In 2001, Lilly filed a New Drug Application (NDA) for duloxetine with the US Food and Drug Administration.
In 2003, however, the FDA "recommended this application as not
approvable from the manufacturing and control standpoint" because of
"significant cGMP (current Good Manufacturing Practice)
violations at the finished product manufacturing facility" of Eli Lilly
in Indianapolis. Additionally, "potential liver toxicity" and QTc interval
prolongation appeared as a concern. The FDA experts concluded that
"duloxetine can cause hepatotoxicity in the form of transaminase
elevations. It may also be a factor in causing more severe liver injury,
but there are no cases in the NDA database that clearly demonstrate
this. Use of duloxetine in the presence of ethanol may potentiate the
deleterious effect of ethanol on the liver." The FDA also recommended
"routine blood pressure
monitoring" at the new highest recommended dose of 120 mg, "where 24%
patients had one or more blood pressure readings of 140/90 vs. 9% of
placebo patients."
After the manufacturing issues were resolved, the liver toxicity
warning included in the prescribing information, and the follow-up
studies showed that duloxetine does not cause QTc interval prolongation,
duloxetine was approved by the FDA for depression and diabetic
neuropathy in 2004. In 2007, Health Canada approved duloxetine for the treatment of depression and diabetic peripheral neuropathic pain.

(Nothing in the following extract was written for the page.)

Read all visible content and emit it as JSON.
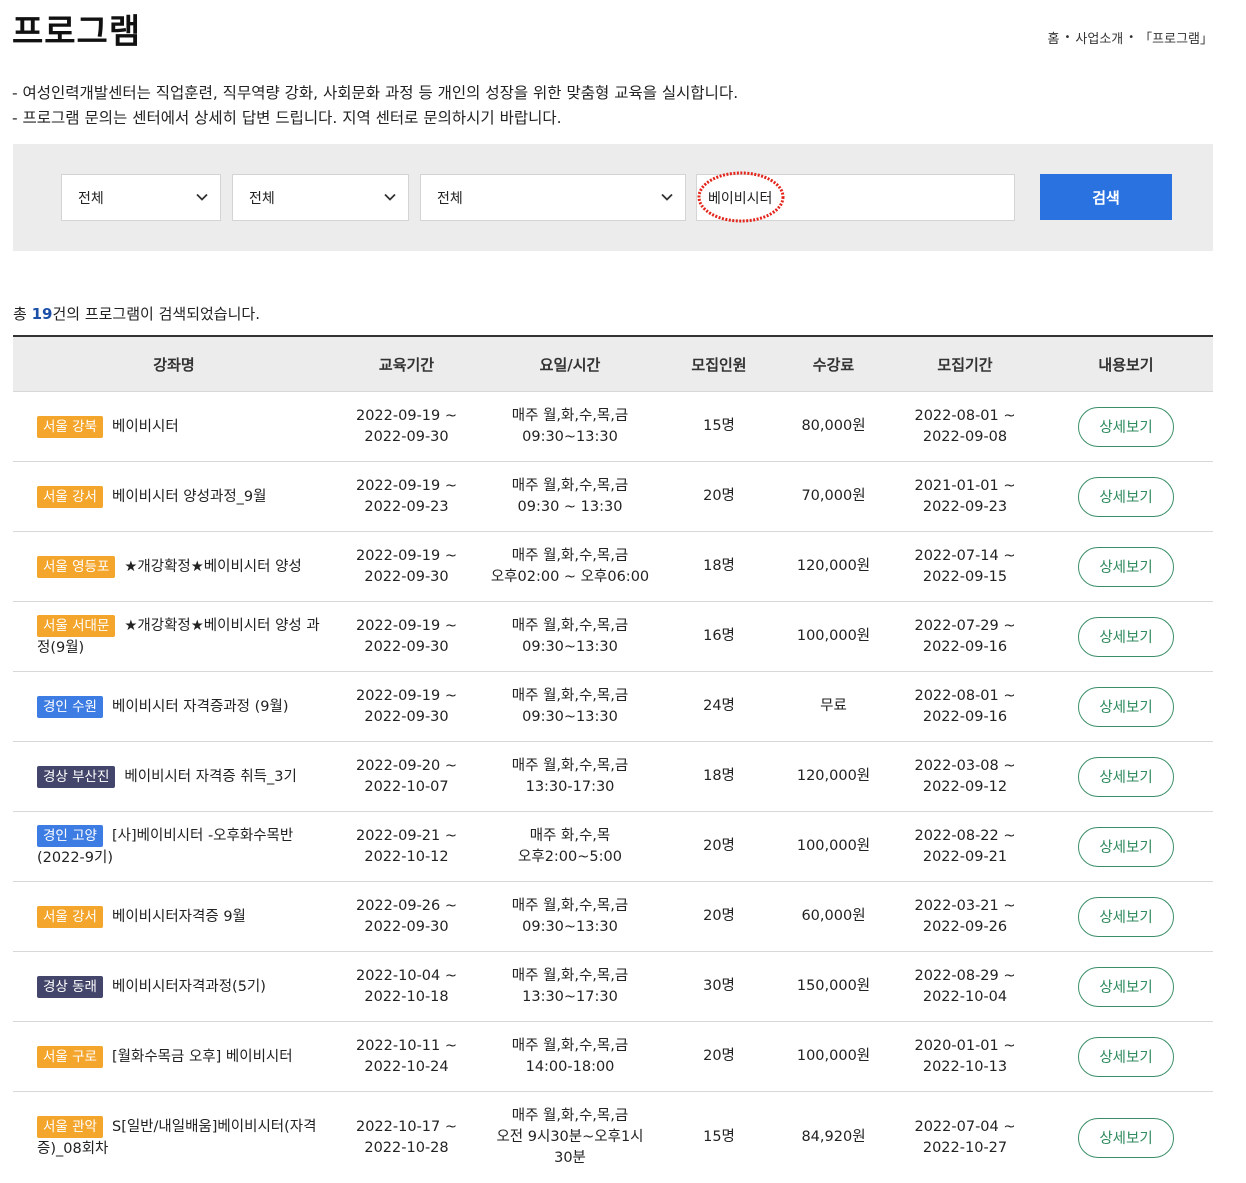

Duloxetine was approved for use of stress urinary incontinence
(SUI) in the EU in 2004. In 2005, Lilly withdrew the duloxetine
application for stress urinary incontinence (SUI) in the U.S., stating
that discussions with the FDA indicated "the agency is not prepared at
this time to grant approval ... based on the data package submitted." A
year later Lilly abandoned the pursuit of this indication in the U.S.
market.
The FDA approved duloxetine for the treatment of generalized anxiety disorder in February 2007.
Cymbalta generated sales of nearly $5 billion in 2012 with $4
billion of that in the U.S., but its patent protection terminated
January 1, 2014. Lilly received a six-month extension beyond June 30,
2013 after testing for the treatment of depression in adolescents, which
may produce $1.5 billion in added sales. It was the most prescribed antidepressant in 2013–14.
The first generic duloxetine was marketed by Dr. Reddy.